Nous laissons derrière nous la chaleur du Brésil, et après dix-neuf jours de mer arrivons à Punta del Este, en Uruguay. Le Tiki Yo est bichonné pour affronter le grand Sud. Quittant le Rio de la Plata et ses lumières de cire, nous appareillons pour le Chili le 2 février. Dépressions aux abords des 40e rugissants, tempête dans les 50e hurlants… Le vent glacé nous pousse vers Punta Arenas, que nous atteignons le 20 février.
PUNTA ARENAS, Chili
« Huit mois d’hiver, 13° en moyenne en été et trois cents jours de pluie… », bienvenue à Punta Arenas, nous dit en souriant Hugo Barrienos, le maire-adjoint. « Ici, la ville s’agrippe sur le globe, on ne peut plus reculer. » ` Sur la place Magellan, le gros titre du quotidien Magellanes attire mon attention : « Punta Arenas, capitale mondiale de la dépression chez les jeunes ! » Peu de distractions en effet pour ces jeunes du bout du monde, très attentifs dès la première heure. Magellan est une personnalité familière pour eux, journaux, places, boutiques portent son nom.
[…] Le premier jour, les essais sont désastreux : papier photo mis à l’envers, temps de pose dépassés, scotch décollés… Nous arpentons la petite ville sous la pluie et le vent glacé qui souffle de l’Antarctique, ce qui ne décourage pas la petite troupe. Sur la place de Magellan, une vieille femme passe près de nous en criant : « Sorcellerie ! magie noire ! que font tous ces marmots avec ces boîtes ?»
[…] Leo veut immortaliser un militaire en tenue. Après une longue discussion, l’homme se prête au désir du gamin. Il mesure la lumière : « Deux minutes », annonce-t-il, l’homme fait la moue. Dans un superbe garde-à-vous, le sergent prend la pause. « On dirait un soldat de plomb », lance José !
[…] Au bout de quelque temps, les adolescents s’ouvrent, vont vers les gens pour leur demander l’autorisation de les photographier, escaladent des statues pour y déposer une boîte, pénètrent dans des cours obscures. L’image leur sert de révélateur. Manuel me demande d’un air soucieux « s’il serait possible d’ajouter une lentille au sténopé et un déclencheur ? » Je lui réponds qu’on pourrait appeler cela un appareil de photo, et je l’appellerais Nicéphore Niepce ! Au laboratoire, les petites mains sont devenues expertes en tirage.
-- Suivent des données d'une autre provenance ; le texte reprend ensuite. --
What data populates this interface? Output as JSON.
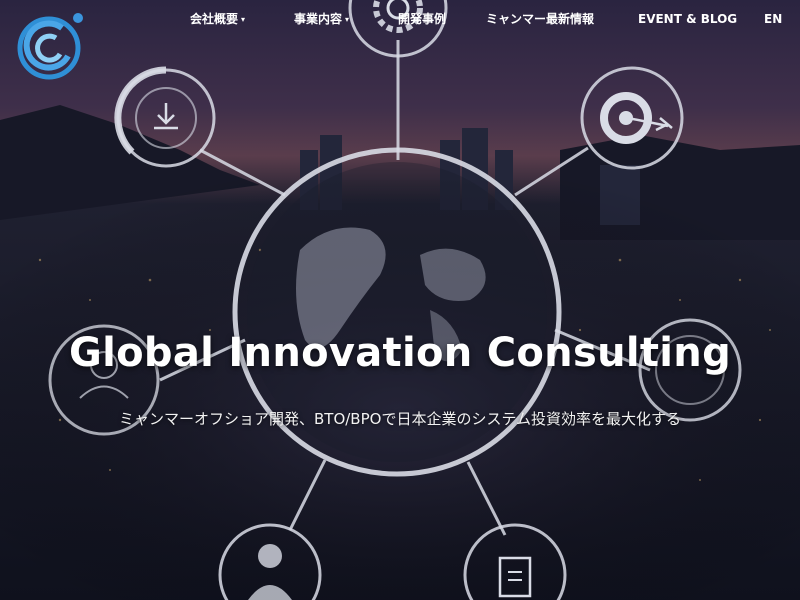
{
  "nav": {
    "items": [
      {
        "label": "会社概要",
        "has_dropdown": true
      },
      {
        "label": "事業内容",
        "has_dropdown": true
      },
      {
        "label": "開発事例",
        "has_dropdown": false
      },
      {
        "label": "ミャンマー最新情報",
        "has_dropdown": false
      },
      {
        "label": "EVENT & BLOG",
        "has_dropdown": false
      },
      {
        "label": "EN",
        "has_dropdown": false
      }
    ],
    "caret": "▾"
  },
  "hero": {
    "headline": "Global Innovation Consulting",
    "tagline": "ミャンマーオフショア開発、BTO/BPOで日本企業のシステム投資効率を最大化する"
  },
  "colors": {
    "background": "#141627",
    "logo_blue": "#2f8fd6",
    "ring": "#d9dce6"
  },
  "icons": [
    "logo-icon",
    "gear-icon",
    "download-icon",
    "target-icon",
    "user-icon",
    "person-icon",
    "document-icon",
    "globe-icon"
  ]
}
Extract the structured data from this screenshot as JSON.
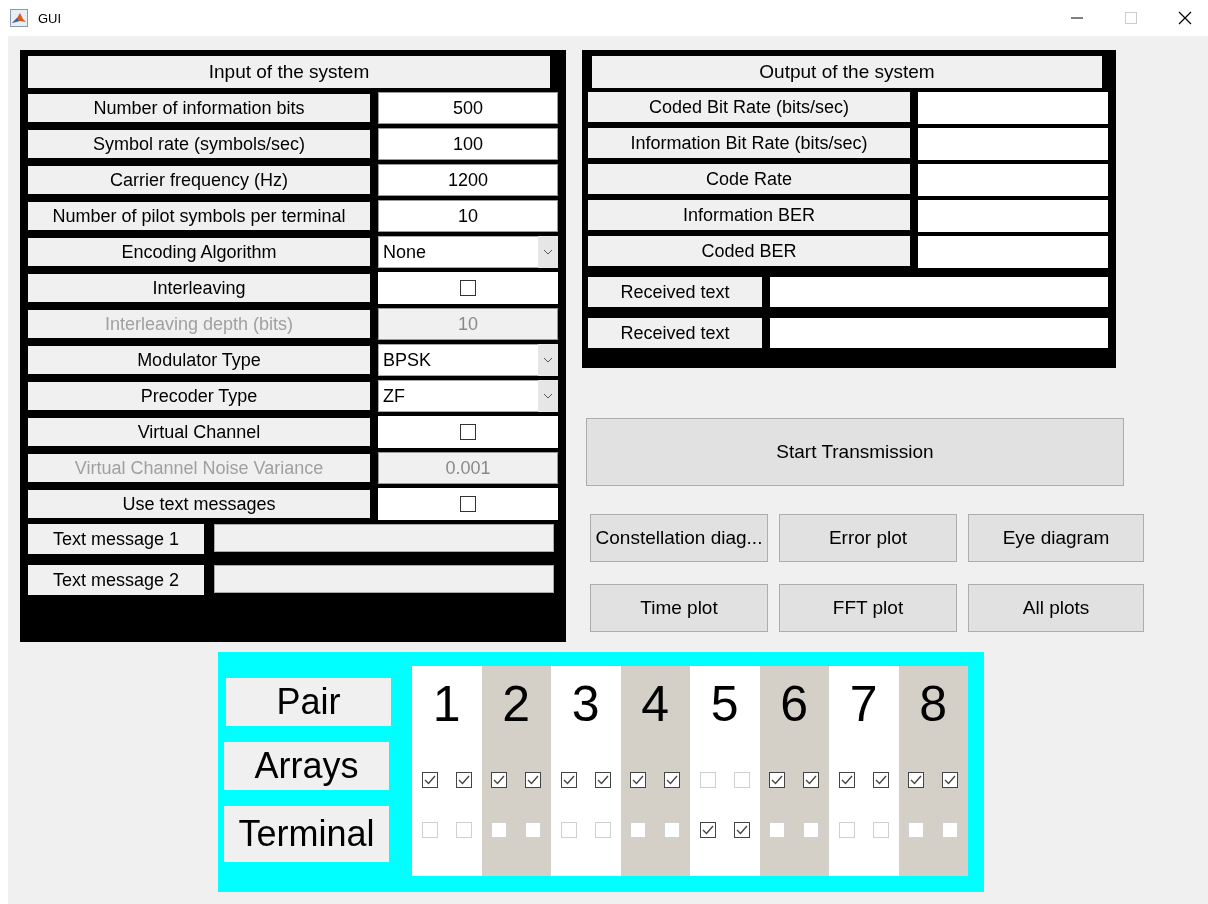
{
  "window": {
    "title": "GUI"
  },
  "input_panel": {
    "title": "Input of the system",
    "rows": [
      {
        "kind": "field",
        "label": "Number of information bits",
        "value": "500",
        "disabled": false
      },
      {
        "kind": "field",
        "label": "Symbol rate (symbols/sec)",
        "value": "100",
        "disabled": false
      },
      {
        "kind": "field",
        "label": "Carrier frequency (Hz)",
        "value": "1200",
        "disabled": false
      },
      {
        "kind": "field",
        "label": "Number of pilot symbols per terminal",
        "value": "10",
        "disabled": false
      },
      {
        "kind": "dropdown",
        "label": "Encoding Algorithm",
        "value": "None",
        "disabled": false
      },
      {
        "kind": "checkbox",
        "label": "Interleaving",
        "checked": false,
        "disabled": false
      },
      {
        "kind": "field",
        "label": "Interleaving depth (bits)",
        "value": "10",
        "disabled": true
      },
      {
        "kind": "dropdown",
        "label": "Modulator Type",
        "value": "BPSK",
        "disabled": false
      },
      {
        "kind": "dropdown",
        "label": "Precoder Type",
        "value": "ZF",
        "disabled": false
      },
      {
        "kind": "checkbox",
        "label": "Virtual Channel",
        "checked": false,
        "disabled": false
      },
      {
        "kind": "field",
        "label": "Virtual Channel Noise Variance",
        "value": "0.001",
        "disabled": true
      },
      {
        "kind": "checkbox",
        "label": "Use text messages",
        "checked": false,
        "disabled": false
      }
    ],
    "messages": [
      {
        "label": "Text message 1"
      },
      {
        "label": "Text message 2"
      }
    ]
  },
  "output_panel": {
    "title": "Output of the system",
    "rows": [
      {
        "label": "Coded Bit Rate (bits/sec)"
      },
      {
        "label": "Information Bit Rate (bits/sec)"
      },
      {
        "label": "Code Rate"
      },
      {
        "label": "Information BER"
      },
      {
        "label": "Coded BER"
      }
    ],
    "received": [
      {
        "label": "Received text"
      },
      {
        "label": "Received text"
      }
    ]
  },
  "start_button": "Start Transmission",
  "plot_buttons": [
    "Constellation diag...",
    "Error plot",
    "Eye diagram",
    "Time plot",
    "FFT plot",
    "All plots"
  ],
  "pair_panel": {
    "labels": [
      "Pair",
      "Arrays",
      "Terminal"
    ],
    "pairs": [
      {
        "number": "1",
        "shaded": false,
        "arrays": [
          {
            "checked": true,
            "disabled": false
          },
          {
            "checked": true,
            "disabled": false
          }
        ],
        "terminal": [
          {
            "checked": false,
            "disabled": true
          },
          {
            "checked": false,
            "disabled": true
          }
        ]
      },
      {
        "number": "2",
        "shaded": true,
        "arrays": [
          {
            "checked": true,
            "disabled": false
          },
          {
            "checked": true,
            "disabled": false
          }
        ],
        "terminal": [
          {
            "checked": false,
            "disabled": true
          },
          {
            "checked": false,
            "disabled": true
          }
        ]
      },
      {
        "number": "3",
        "shaded": false,
        "arrays": [
          {
            "checked": true,
            "disabled": false
          },
          {
            "checked": true,
            "disabled": false
          }
        ],
        "terminal": [
          {
            "checked": false,
            "disabled": true
          },
          {
            "checked": false,
            "disabled": true
          }
        ]
      },
      {
        "number": "4",
        "shaded": true,
        "arrays": [
          {
            "checked": true,
            "disabled": false
          },
          {
            "checked": true,
            "disabled": false
          }
        ],
        "terminal": [
          {
            "checked": false,
            "disabled": true
          },
          {
            "checked": false,
            "disabled": true
          }
        ]
      },
      {
        "number": "5",
        "shaded": false,
        "arrays": [
          {
            "checked": false,
            "disabled": true
          },
          {
            "checked": false,
            "disabled": true
          }
        ],
        "terminal": [
          {
            "checked": true,
            "disabled": false
          },
          {
            "checked": true,
            "disabled": false
          }
        ]
      },
      {
        "number": "6",
        "shaded": true,
        "arrays": [
          {
            "checked": true,
            "disabled": false
          },
          {
            "checked": true,
            "disabled": false
          }
        ],
        "terminal": [
          {
            "checked": false,
            "disabled": true
          },
          {
            "checked": false,
            "disabled": true
          }
        ]
      },
      {
        "number": "7",
        "shaded": false,
        "arrays": [
          {
            "checked": true,
            "disabled": false
          },
          {
            "checked": true,
            "disabled": false
          }
        ],
        "terminal": [
          {
            "checked": false,
            "disabled": true
          },
          {
            "checked": false,
            "disabled": true
          }
        ]
      },
      {
        "number": "8",
        "shaded": true,
        "arrays": [
          {
            "checked": true,
            "disabled": false
          },
          {
            "checked": true,
            "disabled": false
          }
        ],
        "terminal": [
          {
            "checked": false,
            "disabled": true
          },
          {
            "checked": false,
            "disabled": true
          }
        ]
      }
    ]
  }
}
[…] Les balades dans Punta Arenas se succèdent. Daniela va au port photographier des pêcheurs. Les hommes, rudes, vont et viennent de tous côtés, déchargeant des caisses de congres, d’énormes oursins et de centollas, les fameux « King crabs ». Impassible au milieu de ce brouhaha, la fillette tient sa boîte serrée contre elle, la regarde fixement. « Que fais-tu ? – Je me concentre. » Elle finit par s’adresser aux pêcheurs : « Vous pêchez comme ça tous les jours ? – Non petite, seulement un mois par an. Tu vois, les Japonais ont une concession plus importante que la nôtre, ils vont le tuer notre détroit ! »
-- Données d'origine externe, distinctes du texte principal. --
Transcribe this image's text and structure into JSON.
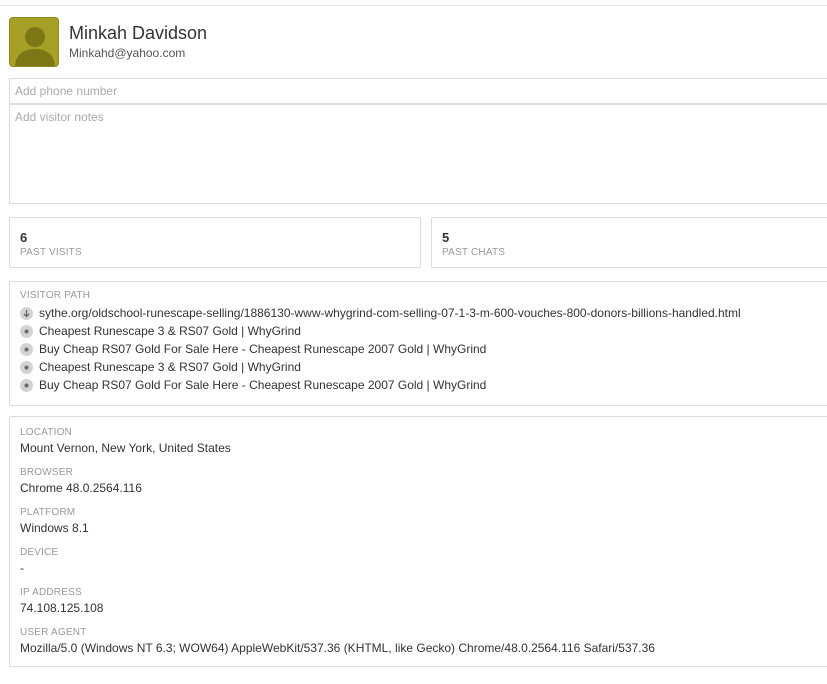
{
  "profile": {
    "name": "Minkah Davidson",
    "email": "Minkahd@yahoo.com",
    "avatar_color": "#a6a126"
  },
  "phone": {
    "placeholder": "Add phone number",
    "value": ""
  },
  "notes": {
    "placeholder": "Add visitor notes",
    "value": ""
  },
  "stats": {
    "visits": {
      "count": "6",
      "label": "PAST VISITS"
    },
    "chats": {
      "count": "5",
      "label": "PAST CHATS"
    }
  },
  "visitor_path": {
    "label": "VISITOR PATH",
    "items": [
      {
        "icon": "arrow-down-icon",
        "text": "sythe.org/oldschool-runescape-selling/1886130-www-whygrind-com-selling-07-1-3-m-600-vouches-800-donors-billions-handled.html"
      },
      {
        "icon": "dot-icon",
        "text": "Cheapest Runescape 3 & RS07 Gold | WhyGrind"
      },
      {
        "icon": "dot-icon",
        "text": "Buy Cheap RS07 Gold For Sale Here - Cheapest Runescape 2007 Gold | WhyGrind"
      },
      {
        "icon": "dot-icon",
        "text": "Cheapest Runescape 3 & RS07 Gold | WhyGrind"
      },
      {
        "icon": "dot-icon",
        "text": "Buy Cheap RS07 Gold For Sale Here - Cheapest Runescape 2007 Gold | WhyGrind"
      }
    ]
  },
  "details": {
    "location": {
      "label": "LOCATION",
      "value": "Mount Vernon, New York, United States"
    },
    "browser": {
      "label": "BROWSER",
      "value": "Chrome 48.0.2564.116"
    },
    "platform": {
      "label": "PLATFORM",
      "value": "Windows 8.1"
    },
    "device": {
      "label": "DEVICE",
      "value": "-"
    },
    "ip_address": {
      "label": "IP ADDRESS",
      "value": "74.108.125.108"
    },
    "user_agent": {
      "label": "USER AGENT",
      "value": "Mozilla/5.0 (Windows NT 6.3; WOW64) AppleWebKit/537.36 (KHTML, like Gecko) Chrome/48.0.2564.116 Safari/537.36"
    }
  }
}
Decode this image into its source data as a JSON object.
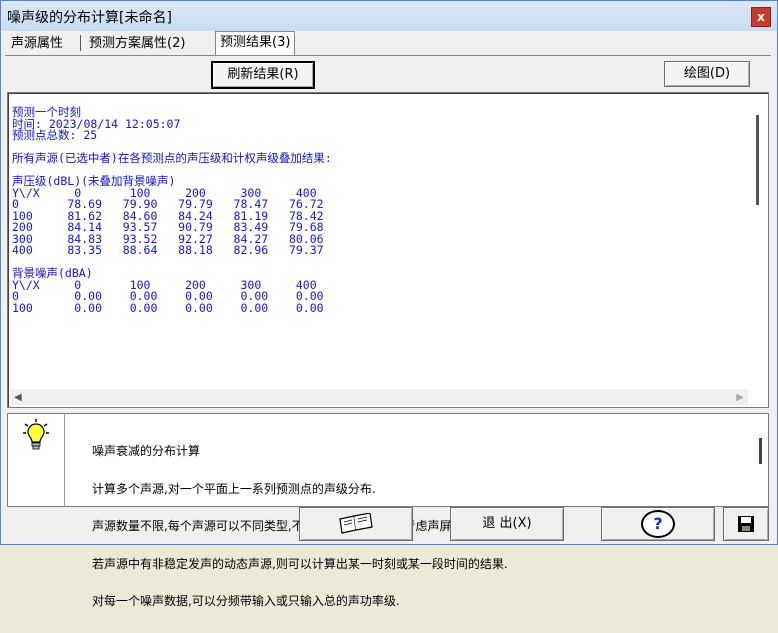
{
  "window": {
    "title": "噪声级的分布计算[未命名]",
    "close_label": "x"
  },
  "tabs": [
    {
      "label": "声源属性"
    },
    {
      "label": "预测方案属性(2)"
    },
    {
      "label": "预测结果(3)"
    }
  ],
  "toolbar": {
    "refresh_label": "刷新结果(R)",
    "draw_label": "绘图(D)"
  },
  "output": {
    "text": "预测一个时刻\n时间: 2023/08/14 12:05:07\n预测点总数: 25\n\n所有声源(已选中者)在各预测点的声压级和计权声级叠加结果:\n\n声压级(dBL)(未叠加背景噪声)\nY\\/X     0       100     200     300     400\n0       78.69   79.90   79.79   78.47   76.72\n100     81.62   84.60   84.24   81.19   78.42\n200     84.14   93.57   90.79   83.49   79.68\n300     84.83   93.52   92.27   84.27   80.06\n400     83.35   88.64   88.18   82.96   79.37\n\n背景噪声(dBA)\nY\\/X     0       100     200     300     400\n0        0.00    0.00    0.00    0.00    0.00\n100      0.00    0.00    0.00    0.00    0.00"
  },
  "info": {
    "lines": [
      "噪声衰减的分布计算",
      "计算多个声源,对一个平面上一系列预测点的声级分布.",
      "声源数量不限,每个声源可以不同类型,不同发声特性,但不能考虑声屏和隔墙.",
      "若声源中有非稳定发声的动态声源,则可以计算出某一时刻或某一段时间的结果.",
      "对每一个噪声数据,可以分频带输入或只输入总的声功率级."
    ]
  },
  "buttons": {
    "exit_label": "退 出(X)",
    "help_label": "?"
  },
  "colors": {
    "output_text": "#1515d0",
    "title_bar": "#c9dcf2",
    "close_button": "#c43c2c"
  },
  "icons": [
    "lightbulb-icon",
    "book-icon",
    "help-icon",
    "save-disk-icon",
    "close-icon"
  ]
}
[…] Dernier jour… En lavant les photos, Manuel saisit l’image d’un homme de dos qui regarde la mer : « Ici, on est bien seuls, mais quand tu regardes la mer, tu sais qu’il y a en face quelqu’un qui est comme toi. »
Les jeunes ont récupéré un garage pour y monter un laboratoire, et sur leur initiative un atelier permanent est organisé à Punta Arenas.
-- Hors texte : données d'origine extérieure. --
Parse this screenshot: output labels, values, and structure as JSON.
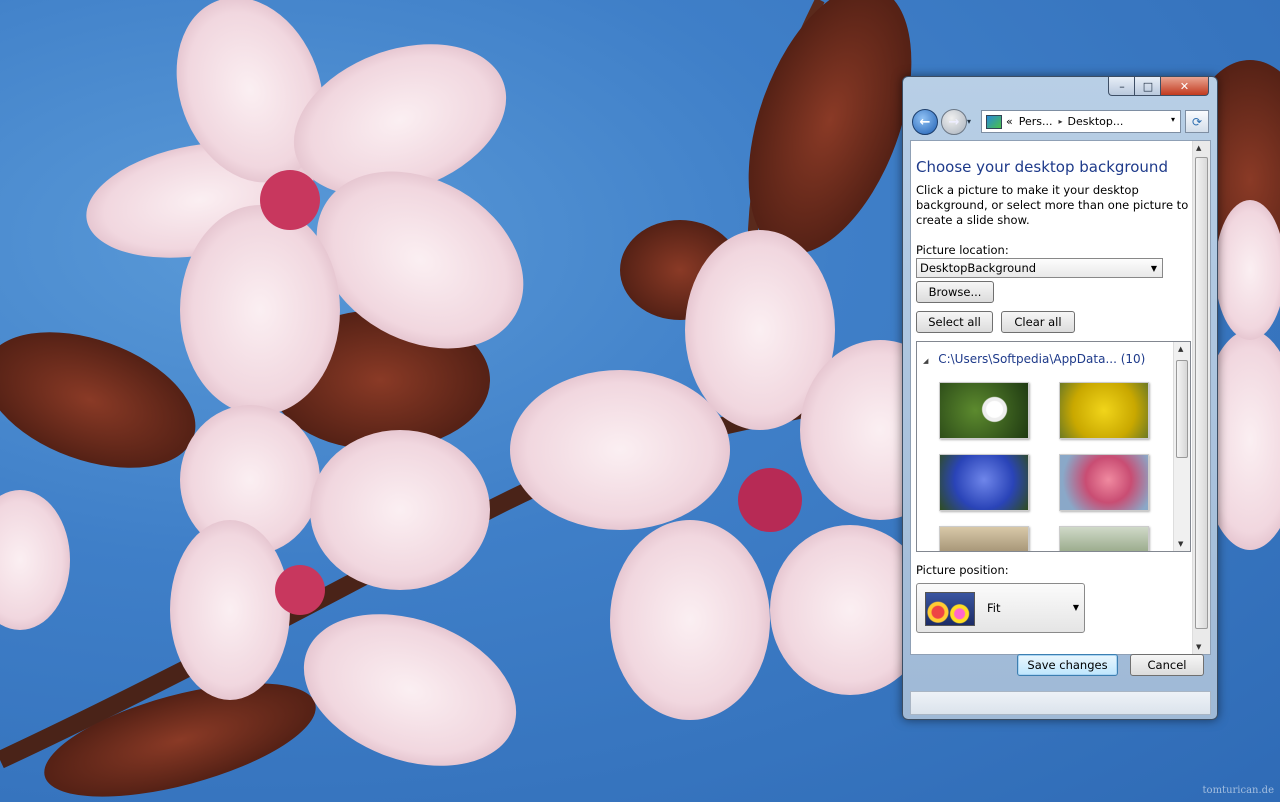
{
  "window": {
    "controls": {
      "minimize": "–",
      "maximize": "□",
      "close": "✕"
    }
  },
  "nav": {
    "back_glyph": "←",
    "forward_glyph": "→",
    "dropdown_glyph": "▾",
    "address_prefix": "«",
    "breadcrumb": [
      "Pers...",
      "Desktop..."
    ],
    "refresh_glyph": "⟳"
  },
  "page": {
    "title": "Choose your desktop background",
    "description": "Click a picture to make it your desktop background, or select more than one picture to create a slide show.",
    "picture_location_label": "Picture location:",
    "picture_location_value": "DesktopBackground",
    "browse_label": "Browse...",
    "select_all_label": "Select all",
    "clear_all_label": "Clear all",
    "gallery_header": "C:\\Users\\Softpedia\\AppData... (10)",
    "thumbnails": [
      "white-blossoms",
      "yellow-forsythia",
      "blue-flowers",
      "pink-blossoms",
      "bee-flower",
      "green-plant"
    ],
    "picture_position_label": "Picture position:",
    "picture_position_value": "Fit",
    "save_label": "Save changes",
    "cancel_label": "Cancel"
  },
  "desktop": {
    "watermark": "tomturican.de"
  },
  "colors": {
    "link_blue": "#1e3a8a",
    "close_red": "#c23a1f",
    "sky_blue": "#3f7fc8"
  }
}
Le Tiki Yo quitte le détroit de Magellan pour pénétrer dans les canaux de Patagonie. L’hiver austral est en avance. Nous croisons des «growlers », blocs de glace détachés des glaciers, et essuyons quelques «turbonadas », des vents violents qui descendent des montagnes. Nous arrivons à Chiloé le 27 avril, et repartons pour la longue traversée du Pacifique. Après six semaines de navigation et une courte escale sur l’île magique de Pâques, le cotre pénètre dans le volcan ouvert de l’île de Rapa. La nuit tombe, chants maoris et tam-tams se répondent dans le vaste cirque, bordé de hauts pics.
RAPA
Rapa, c’est l’antithèse du mythe polynésien. Ici, ni coraux, ni sable blanc, ni cocotiers mais de hautes montagnes escarpées battues par les vents. Nous sommes les premiers visiteurs depuis trois mois. L’accueil de la population est décevant : rues désertes, froideur… Mais peu à peu, les habitants apprennent la raison de notre présence, et leur comportement change : un pêcheur nous donne un thon, une femme offre des crêpes, une autre des bananes. « Ici, la vie reste communautaire, on n’achète pas le poisson, les pêcheurs le donnent, les cultures sont faites en commun, et nul étranger ne peut acheter de terre, on aime trop notre île ! », s’écrie Tamata, tout en pêchant.
[…] Une petite maison nous est allouée, et nous installons le laboratoire sous les yeux curieux des jeunes. Ils viennent des deux villages qu’abrite l’île. L’occasion de réunir les hameaux, toujours hantés par de vieilles querelles ancestrales.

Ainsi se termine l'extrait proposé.